О том, как Белкула обрела речь
   В порыве внезапной поздней любви Питер Сивуха приду­мал особый язык жестов для своей будущей супруги. Как толь­ко Белкула научилась здороваться, извиняться и выражать опасение, а свежее ли масло подали к обеду, он пригласил людей, дабы продемонстрировать «ручной жестовый метод Сивухи». Но где пройдет это собрание? Где же еще, как не в доме Освольта ван Тошнилы, преуспевающего торговца, ко­торый ради престижа согласен нести расходы на гостеприим­ство. Итак, уважаемые господа и дамы проходят в зал, где вы­чурный фамильный герб (приобретенный буквально на днях) сразу же обращает на себя внимание.
   Открывается боковая дверь, и Питер Сивуха, такой солид­ный в своей черной ученой мантии, представляет патронам свою будущую невесту. Это немного напоминает торги: все внимательно разглядывают Белкулу, чуть ли не заглядывают ей в рот, и восхищаются ее статью, мастью и крупом, ее лос­нящейся гривой и здоровыми, крепкими зубами – все уже и забыли, по какому поводу их собрали. Белкула, довольная все­общим вниманием, сияет в девственной парче.
   – Благородственные господа, – говорит Питер Сивуха, – я буду переводить для вас на язык слов жестикулярный кол­локвиум моей пациентки.
   Поначалу все идет хорошо. Питер Сивуха задает Белкуле вопросы, справляется о ее здоровье, интересуется, как у нее настроение, и в ответ она месит и щиплет воздух. (Да-да, благо­родные господа, она меня понимает, и я понимаю ее.) Питер Сивуха хочет услышать от пациентки хвалебное слово в адрес своей методы. (Она говорит, что очень мне благодарна.) А как она оказалась здесь, перед этими благородными господами?

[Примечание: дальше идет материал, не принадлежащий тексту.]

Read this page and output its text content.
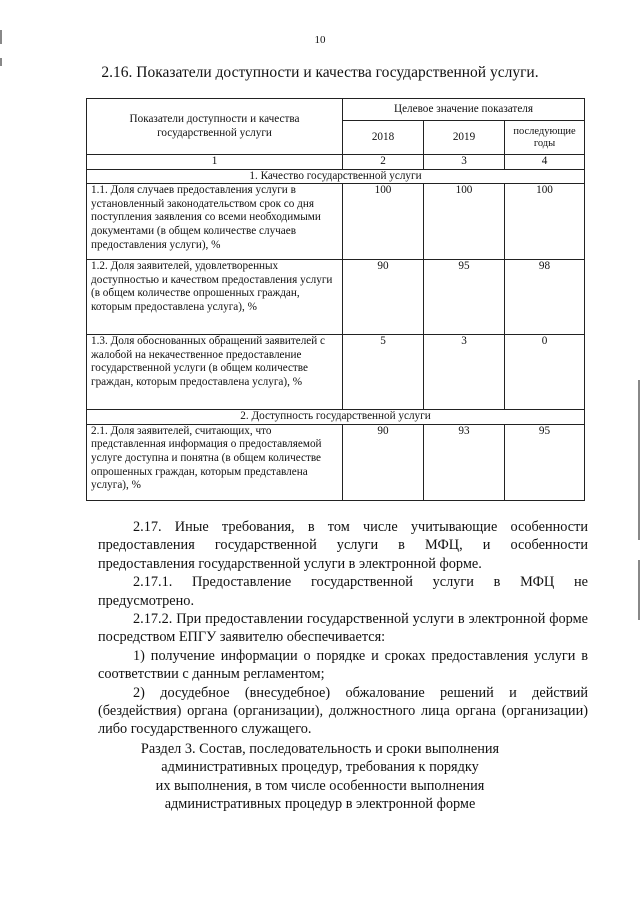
10
2.16. Показатели доступности и качества государственной услуги.
Показатели доступности и качества государственной услуги	Целевое значение показателя		
	2018	2019	последующие годы
1	2	3	4
1. Качество государственной услуги			
1.1. Доля случаев предоставления услуги в установленный законодательством срок со дня поступления заявления со всеми необходимыми документами (в общем количестве случаев предоставления услуги), %	100	100	100
1.2. Доля заявителей, удовлетворенных доступностью и качеством предоставления услуги (в общем количестве опрошенных граждан, которым предоставлена услуга), %	90	95	98
1.3. Доля обоснованных обращений заявителей с жалобой на некачественное предоставление государственной услуги (в общем количестве граждан, которым предоставлена услуга), %	5	3	0
2. Доступность государственной услуги			
2.1. Доля заявителей, считающих, что представленная информация о предоставляемой услуге доступна и понятна (в общем количестве опрошенных граждан, которым представлена услуга), %	90	93	95

2.17. Иные требования, в том числе учитывающие особенности предоставления государственной услуги в МФЦ, и особенности предоставления государственной услуги в электронной форме.

2.17.1. Предоставление государственной услуги в МФЦ не предусмотрено.

2.17.2. При предоставлении государственной услуги в электронной форме посредством ЕПГУ заявителю обеспечивается:

1) получение информации о порядке и сроках предоставления услуги в соответствии с данным регламентом;

2) досудебное (внесудебное) обжалование решений и действий (бездействия) органа (организации), должностного лица органа (организации) либо государственного служащего.

Раздел 3. Состав, последовательность и сроки выполнения
административных процедур, требования к порядку
их выполнения, в том числе особенности выполнения
административных процедур в электронной форме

   На этот вопрос Белкула отвечает весьма обстоятельно и подробно. С самого начала.
   Когда до Питера Сивухи доходит, что именно он перево­дит, уже поздно идти на попятный, и не в его силах остано­вить поток слов, который так долго не мог найти выхода. Пат­роны внимают рассказу с отвисшими челюстями, Белкула же повествует о кабанихе, о своре гончих, о мельнице на пруду, о святой воде и о плясках на берегу реки. У нее очень хорошая память, и у людской молвы память не хуже. Питеру Сивухе, в котором стыд борется с чувством долга, а приличия и благо­пристойность – с похотью, ничего другого не остается, как только жениться, дабы бедняжка обрела доброе имя.
   Собственно, к этому он и стремился.
 
О том, как Белкула, узнав одно весьма важное обстоятельство, сбегает от алтаря, сверкнув голыми сиськами
   Вечером накануне свадьбы наша Белкула сидит на кухне в родительском доме, и Фанни Моленеер наставляет дочь, но все эти рассказы об обязанностях жены не отбивают у дочки охоту к замужеству – в конце концов ее мать что-то не прояв­ляет той смиренной покорности, которая, по ее же словам, пристала приличной замужней женщине.